Property Data Pipeline
Presenting homes for shared ownership
Wayhome helps you buy a home. I built a pipeline that automatically selects the properties Wayhome could buy, to present to potential customers.
Skills employed: Software design, specification gathering, data pipelines, data collection, databases, BigQuery, PostgreSQL, Google cloud platform, Cloud Run, Python (SQLAlchemy, pytest, Invoke), TDD, project design, multi-threading, Linux
Basic schematic of the property processing pipeline.
Help to buy your home
Wayhome helps its customers buy their home - the customer buys 5%, Wayhome buys 95%. The customer then pays rent on the part they don’t own, and gradually buys out Wayhome.
Challenge
Wayhome needed to automatically select the properties a potential customer could choose, from a pool of hundreds of millions of property updates.
The properties we presented to the customer had to be both good for the customer and good for Wayhome - good quality, fair rent and the house price likely to grow. These properties needed to be selected automatically, there are thousands of new properties listed in the UK a day. The data scientists had previously built metrics and machine learning models to decide which properties to show, these needed to be reliably applied to all newly listed properties.
Solution
I designed and built a batch processing pipeline to serve the property listings to our customers.

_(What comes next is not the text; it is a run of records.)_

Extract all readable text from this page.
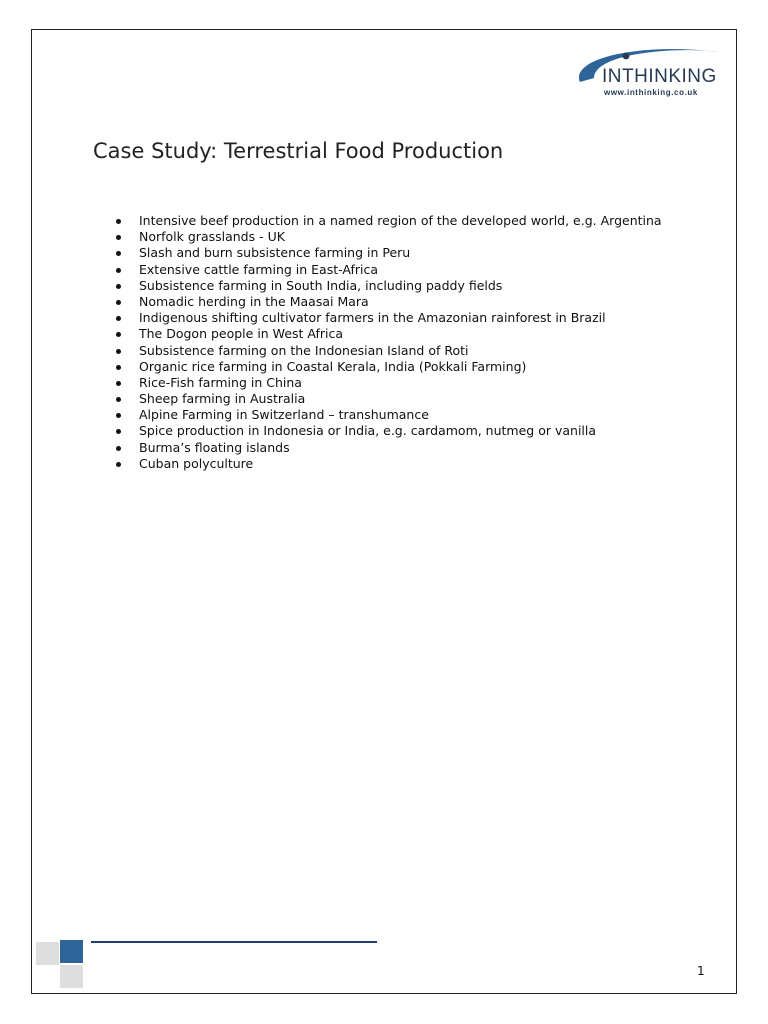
INTHINKING
www.inthinking.co.uk
Case Study: Terrestrial Food Production
Intensive beef production in a named region of the developed world, e.g. Argentina
Norfolk grasslands - UK
Slash and burn subsistence farming in Peru
Extensive cattle farming in East-Africa
Subsistence farming in South India, including paddy fields
Nomadic herding in the Maasai Mara
Indigenous shifting cultivator farmers in the Amazonian rainforest in Brazil
The Dogon people in West Africa
Subsistence farming on the Indonesian Island of Roti
Organic rice farming in Coastal Kerala, India (Pokkali Farming)
Rice-Fish farming in China
Sheep farming in Australia
Alpine Farming in Switzerland – transhumance
Spice production in Indonesia or India, e.g. cardamom, nutmeg or vanilla
Burma’s floating islands
Cuban polyculture
1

The pipeline ran daily - the most rapidly changing input, these listing updates, arrived at a rate of a few thousand a day, while the time to purchase a property is typically months. A delay of 24 hours to display the property was fine.

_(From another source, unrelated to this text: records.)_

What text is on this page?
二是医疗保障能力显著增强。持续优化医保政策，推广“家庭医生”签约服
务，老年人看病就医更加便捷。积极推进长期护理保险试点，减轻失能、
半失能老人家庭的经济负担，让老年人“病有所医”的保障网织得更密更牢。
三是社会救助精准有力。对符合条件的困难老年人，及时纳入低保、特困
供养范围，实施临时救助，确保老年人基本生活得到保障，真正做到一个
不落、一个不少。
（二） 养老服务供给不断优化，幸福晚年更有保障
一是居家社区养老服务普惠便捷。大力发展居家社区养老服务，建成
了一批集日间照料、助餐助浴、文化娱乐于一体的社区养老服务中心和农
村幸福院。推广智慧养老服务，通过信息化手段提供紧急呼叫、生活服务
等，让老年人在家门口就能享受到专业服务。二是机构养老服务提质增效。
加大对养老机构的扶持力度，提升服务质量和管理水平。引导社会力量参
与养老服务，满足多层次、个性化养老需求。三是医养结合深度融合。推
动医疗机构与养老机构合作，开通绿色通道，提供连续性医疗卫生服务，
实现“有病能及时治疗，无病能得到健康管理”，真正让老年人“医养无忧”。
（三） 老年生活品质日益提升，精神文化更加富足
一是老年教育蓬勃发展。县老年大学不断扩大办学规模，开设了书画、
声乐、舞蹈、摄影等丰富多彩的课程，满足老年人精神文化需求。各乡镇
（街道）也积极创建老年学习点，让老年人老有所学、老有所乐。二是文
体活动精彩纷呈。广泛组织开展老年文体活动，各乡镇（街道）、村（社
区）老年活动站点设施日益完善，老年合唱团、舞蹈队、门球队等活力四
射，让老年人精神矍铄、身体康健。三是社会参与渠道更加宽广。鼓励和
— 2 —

The listings were gathered from our providers every day and stored in a data lake. For new listings, the data was initially cleaned and then combined with geographical data, including flood and noise data. We then used our in-house machine learning model to predict the likely rent a property would bring.
Finally, using heuristics calculated by the data team, we filtered for properties we could likely buy, and sent those listings to be displayed on our website.
Results
The data pipeline ran for several months, delivering the transformed listings data to our potential customers. The pipeline ran at greater than 95% reliability, sufficient to fully satisfy the team at Wayhome.
Analytics datamart
In addition to being shown to the customers, the property data needed to be straightforwardly analysed by the data team in a listings datamart.
Challenge
The raw listings were not useful for the data scientists - it was a large amount of data, hundreds of millions of rows, with thousands added and updated every day. This data was spread across multiple sources, in different formats, it wasn’t always correct or consistent and had many duplicates. This data needed to be transformed to allow straightforward analysis by the data team and stored in a datamart for easy access.
Solution
The initial gathering, storing, cleaning and combining was handled by the customer listings data pipeline. Unlike the customer listings pipeline, the properties weren't filtered - the data team wanted to analyse all the historical listings. The datamart pipeline transformed the data into a normalised model, and loaded it into the datamart for the data team to use.
Engineering process
This initial pipeline was built delivering value in small chunks - the highest value work, delivering listings to customers, was handled first, then each table in the analytics datamart was added one at a time. This work was completed, and fairly reliably ran each day.
Additionally, I wrote a test framework to allow automated testing and test-first development when writing our BigQuery queries.
As there were many queries being processed, these were batched and run concurrently. Once we had the initial pipeline running, we found a number of limitations with BigQuery - a wait of two hours to update data, leading to processing delays and the datamart being in an inconsistent state. Additionally, the queries to BigQuery would often hang. As more queries were added to the pipeline, these failures caused significant decreases in reliability, needing the pipeline to be regularly restarted.
These issues were solved by moving the datamart to PostgreSQL, which was reliable and could be updated instantly. The remaining BigQuery queries were wrapped with some retry logic, restarting if hung.